Quel mare di strani pensieri aveva inghiottito tutta la sua mente, benché una parte del suo cervello fosse ancora impegnata ad ascoltare i rapporti, a studiare la carta geografica, a trasmettere ordini, a dare o rifiutare consigli. Le questioni della Gerarchia gli sembravano molto lontane, futili, come se tutto stesse accadendo in un flusso temporale secondario. Solo il mistero del suo personale destino aveva importanza. Knowles Satrick… Knowles Satrick. Avrebbe seguito molto volentieri quella voce se solo fosse riuscito a capire in quale direzione lo stava chiamando… e se era una direzione in cui un uomo poteva seguirla…

Il viso di un sacerdote dei circoli inferiori apparve sullo schermo. In quel momento Goniface si ricordò vagamente che il suo segretario gli aveva parlato di una seconda comunicazione dal Centro di Controllo del Santuario. Appena vide il Sommo Gerarca, il prete trasalì e fece un balzo indietro. Poi, temendo che quel comportamento potesse venire interpretato come un affronto, si profuse in scuse.

— Chiedo perdono suprema eminenza. Ma nonostante quanto mi avevano riferito, ero certo che l’eminenza vostra non potesse trovarsi al Centro di Telecomunicazione. Io sono addetto alle comunicazioni provenienti dal settore del Santuario in cui si trovano i vostri appartamenti e da alcuni minuti dal vostro studio mi stanno pervenendo alcuni messaggi. In precedenza avevo già avuto l’onore di sentire vostra eminenza parlare, ed ero certo di averne riconosciuta la voce, anche se la trasmissione era un po’ disturbata…

— Che genere di messaggi? — domandò Goniface.

— È proprio questo il fatto strano, eminenza. È solo un nome. Ripetuto in continuazione. Il nome di un cittadino comune. Knowles Satrick.

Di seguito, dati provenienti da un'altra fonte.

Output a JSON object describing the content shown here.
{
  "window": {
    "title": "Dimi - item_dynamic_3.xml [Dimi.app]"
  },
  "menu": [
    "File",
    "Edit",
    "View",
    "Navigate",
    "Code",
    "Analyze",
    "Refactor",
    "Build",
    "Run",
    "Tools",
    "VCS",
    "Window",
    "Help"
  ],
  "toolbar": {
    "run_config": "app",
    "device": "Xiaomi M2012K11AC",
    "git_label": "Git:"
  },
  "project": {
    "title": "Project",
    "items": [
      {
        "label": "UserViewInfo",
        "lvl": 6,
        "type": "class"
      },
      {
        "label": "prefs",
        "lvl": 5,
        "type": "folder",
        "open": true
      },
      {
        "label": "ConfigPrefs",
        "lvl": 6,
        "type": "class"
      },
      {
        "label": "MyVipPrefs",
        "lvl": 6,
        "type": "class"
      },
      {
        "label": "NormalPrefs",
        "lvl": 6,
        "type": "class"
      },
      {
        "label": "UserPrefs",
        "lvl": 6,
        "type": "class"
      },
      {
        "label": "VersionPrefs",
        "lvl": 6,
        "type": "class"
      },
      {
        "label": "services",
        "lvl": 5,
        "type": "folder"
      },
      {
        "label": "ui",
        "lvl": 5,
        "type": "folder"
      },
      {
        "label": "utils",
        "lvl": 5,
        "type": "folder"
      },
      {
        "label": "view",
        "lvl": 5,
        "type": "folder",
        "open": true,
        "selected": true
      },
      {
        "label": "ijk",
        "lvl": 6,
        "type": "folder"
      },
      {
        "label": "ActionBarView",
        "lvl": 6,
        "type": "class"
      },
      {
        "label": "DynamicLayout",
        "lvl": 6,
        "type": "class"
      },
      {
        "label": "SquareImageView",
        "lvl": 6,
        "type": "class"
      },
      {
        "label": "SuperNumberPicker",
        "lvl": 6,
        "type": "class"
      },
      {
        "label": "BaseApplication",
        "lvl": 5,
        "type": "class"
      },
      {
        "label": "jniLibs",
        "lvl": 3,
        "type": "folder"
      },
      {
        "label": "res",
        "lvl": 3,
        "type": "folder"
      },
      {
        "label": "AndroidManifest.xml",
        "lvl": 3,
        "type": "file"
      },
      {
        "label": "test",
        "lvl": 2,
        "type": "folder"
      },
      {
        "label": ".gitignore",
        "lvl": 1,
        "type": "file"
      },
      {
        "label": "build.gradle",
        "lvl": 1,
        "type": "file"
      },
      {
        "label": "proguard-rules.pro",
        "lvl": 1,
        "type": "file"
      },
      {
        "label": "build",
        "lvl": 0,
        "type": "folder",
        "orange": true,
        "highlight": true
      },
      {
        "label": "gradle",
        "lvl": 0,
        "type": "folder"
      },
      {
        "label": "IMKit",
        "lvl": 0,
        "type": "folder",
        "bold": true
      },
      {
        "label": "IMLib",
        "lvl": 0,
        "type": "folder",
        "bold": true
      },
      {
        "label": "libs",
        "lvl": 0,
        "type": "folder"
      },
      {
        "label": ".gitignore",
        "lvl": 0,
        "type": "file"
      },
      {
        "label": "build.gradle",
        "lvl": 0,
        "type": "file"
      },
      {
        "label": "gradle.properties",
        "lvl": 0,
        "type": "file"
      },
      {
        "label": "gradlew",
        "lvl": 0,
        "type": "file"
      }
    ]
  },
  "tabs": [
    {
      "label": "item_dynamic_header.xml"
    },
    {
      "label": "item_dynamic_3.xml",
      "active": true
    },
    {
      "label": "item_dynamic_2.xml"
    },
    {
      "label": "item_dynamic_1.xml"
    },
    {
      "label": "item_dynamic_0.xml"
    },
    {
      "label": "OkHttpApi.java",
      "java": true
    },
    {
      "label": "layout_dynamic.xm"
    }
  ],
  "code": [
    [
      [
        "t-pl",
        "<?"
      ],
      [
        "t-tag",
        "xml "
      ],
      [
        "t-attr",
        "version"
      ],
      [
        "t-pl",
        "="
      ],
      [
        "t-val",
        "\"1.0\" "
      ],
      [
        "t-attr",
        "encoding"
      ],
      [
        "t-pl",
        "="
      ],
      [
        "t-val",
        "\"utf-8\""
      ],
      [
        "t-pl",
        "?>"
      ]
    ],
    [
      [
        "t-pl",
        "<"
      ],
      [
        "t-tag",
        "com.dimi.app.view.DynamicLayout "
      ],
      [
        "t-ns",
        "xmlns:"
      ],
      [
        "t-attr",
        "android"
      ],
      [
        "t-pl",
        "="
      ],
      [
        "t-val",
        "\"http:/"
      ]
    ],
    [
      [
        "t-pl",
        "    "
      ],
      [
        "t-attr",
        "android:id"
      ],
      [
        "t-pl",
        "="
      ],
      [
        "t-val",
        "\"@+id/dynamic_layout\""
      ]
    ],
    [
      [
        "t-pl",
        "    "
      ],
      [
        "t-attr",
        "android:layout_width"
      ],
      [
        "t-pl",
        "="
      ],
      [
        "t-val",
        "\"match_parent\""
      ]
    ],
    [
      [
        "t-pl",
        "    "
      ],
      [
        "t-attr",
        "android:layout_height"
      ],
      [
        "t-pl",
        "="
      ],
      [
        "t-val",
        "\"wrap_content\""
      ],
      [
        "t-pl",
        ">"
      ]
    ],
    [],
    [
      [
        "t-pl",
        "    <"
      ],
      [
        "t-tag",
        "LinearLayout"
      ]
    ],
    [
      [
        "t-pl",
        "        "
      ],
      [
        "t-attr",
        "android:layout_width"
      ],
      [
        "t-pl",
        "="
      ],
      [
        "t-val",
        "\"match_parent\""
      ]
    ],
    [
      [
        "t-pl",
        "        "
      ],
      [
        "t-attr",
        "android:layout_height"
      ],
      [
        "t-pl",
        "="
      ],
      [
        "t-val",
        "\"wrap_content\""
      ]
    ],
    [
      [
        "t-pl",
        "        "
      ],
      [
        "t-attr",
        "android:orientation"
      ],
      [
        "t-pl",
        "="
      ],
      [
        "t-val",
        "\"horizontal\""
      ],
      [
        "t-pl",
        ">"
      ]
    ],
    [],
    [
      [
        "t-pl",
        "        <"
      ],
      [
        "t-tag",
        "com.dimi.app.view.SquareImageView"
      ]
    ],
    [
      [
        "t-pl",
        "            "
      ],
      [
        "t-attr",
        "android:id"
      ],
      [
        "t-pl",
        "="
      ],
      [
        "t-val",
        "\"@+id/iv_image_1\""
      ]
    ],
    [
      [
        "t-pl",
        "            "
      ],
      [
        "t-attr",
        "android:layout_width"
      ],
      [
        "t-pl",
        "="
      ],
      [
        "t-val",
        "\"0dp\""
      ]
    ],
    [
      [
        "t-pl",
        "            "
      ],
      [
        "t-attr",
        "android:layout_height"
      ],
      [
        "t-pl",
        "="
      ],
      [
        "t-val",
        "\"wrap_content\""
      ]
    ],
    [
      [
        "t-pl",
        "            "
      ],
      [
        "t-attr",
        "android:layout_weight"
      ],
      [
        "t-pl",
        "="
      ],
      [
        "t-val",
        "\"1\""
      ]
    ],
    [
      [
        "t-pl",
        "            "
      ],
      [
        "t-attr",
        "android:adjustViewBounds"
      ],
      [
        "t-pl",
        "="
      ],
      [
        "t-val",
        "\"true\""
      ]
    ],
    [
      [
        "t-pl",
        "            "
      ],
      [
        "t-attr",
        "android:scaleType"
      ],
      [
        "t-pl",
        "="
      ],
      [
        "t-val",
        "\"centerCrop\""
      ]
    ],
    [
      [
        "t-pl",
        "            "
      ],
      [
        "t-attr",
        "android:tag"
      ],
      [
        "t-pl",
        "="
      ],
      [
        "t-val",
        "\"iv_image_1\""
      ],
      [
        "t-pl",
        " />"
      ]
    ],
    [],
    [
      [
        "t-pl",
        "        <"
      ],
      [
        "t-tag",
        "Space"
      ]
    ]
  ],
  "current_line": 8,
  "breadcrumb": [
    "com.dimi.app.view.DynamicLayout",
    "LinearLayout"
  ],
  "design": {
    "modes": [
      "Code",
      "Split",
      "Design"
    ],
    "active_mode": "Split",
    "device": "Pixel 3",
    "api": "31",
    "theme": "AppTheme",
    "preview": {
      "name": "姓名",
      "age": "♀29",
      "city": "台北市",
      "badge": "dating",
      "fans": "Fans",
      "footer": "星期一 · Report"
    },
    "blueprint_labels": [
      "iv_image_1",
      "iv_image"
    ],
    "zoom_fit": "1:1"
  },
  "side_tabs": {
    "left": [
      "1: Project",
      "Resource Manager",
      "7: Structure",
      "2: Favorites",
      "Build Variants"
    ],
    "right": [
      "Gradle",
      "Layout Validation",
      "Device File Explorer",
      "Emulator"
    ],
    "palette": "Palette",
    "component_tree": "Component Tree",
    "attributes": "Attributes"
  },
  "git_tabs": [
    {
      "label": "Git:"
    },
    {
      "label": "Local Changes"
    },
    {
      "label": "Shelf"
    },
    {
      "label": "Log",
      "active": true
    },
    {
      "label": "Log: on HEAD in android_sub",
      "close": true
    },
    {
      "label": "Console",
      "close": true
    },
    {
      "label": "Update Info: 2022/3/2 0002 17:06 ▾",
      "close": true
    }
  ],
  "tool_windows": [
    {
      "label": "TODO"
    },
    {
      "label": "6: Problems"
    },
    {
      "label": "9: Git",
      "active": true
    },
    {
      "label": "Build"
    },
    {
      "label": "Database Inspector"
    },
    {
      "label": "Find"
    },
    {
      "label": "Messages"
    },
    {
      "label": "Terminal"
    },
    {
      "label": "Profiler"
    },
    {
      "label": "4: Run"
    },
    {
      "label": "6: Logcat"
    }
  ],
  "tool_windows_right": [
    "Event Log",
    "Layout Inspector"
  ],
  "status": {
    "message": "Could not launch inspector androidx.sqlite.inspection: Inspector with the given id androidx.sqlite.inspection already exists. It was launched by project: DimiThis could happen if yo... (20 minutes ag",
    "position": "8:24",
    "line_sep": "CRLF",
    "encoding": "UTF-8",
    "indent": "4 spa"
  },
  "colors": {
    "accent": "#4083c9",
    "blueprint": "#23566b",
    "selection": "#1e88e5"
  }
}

Nello stato allucinatorio, quasi di trance in cui si trovava, a Goniface quella spaventosa coincidenza non parve tale. Era una cosa che, adesso se ne rendeva conto, aveva sempre saputo che prima o poi sarebbe accaduta. E così la voce lo stava chiamando semplicemente nel suo appartamento? Si era aspettato un viaggio molto più lungo-Ma ciò che lo stupì un po’ fu il tono indifferente con cui si rivolse al sacerdote e gli chiese: — Hai detto di aver sentito la mia voce parlare dalle mie stanze? Non hai visto il mio viso sul tuo schermo?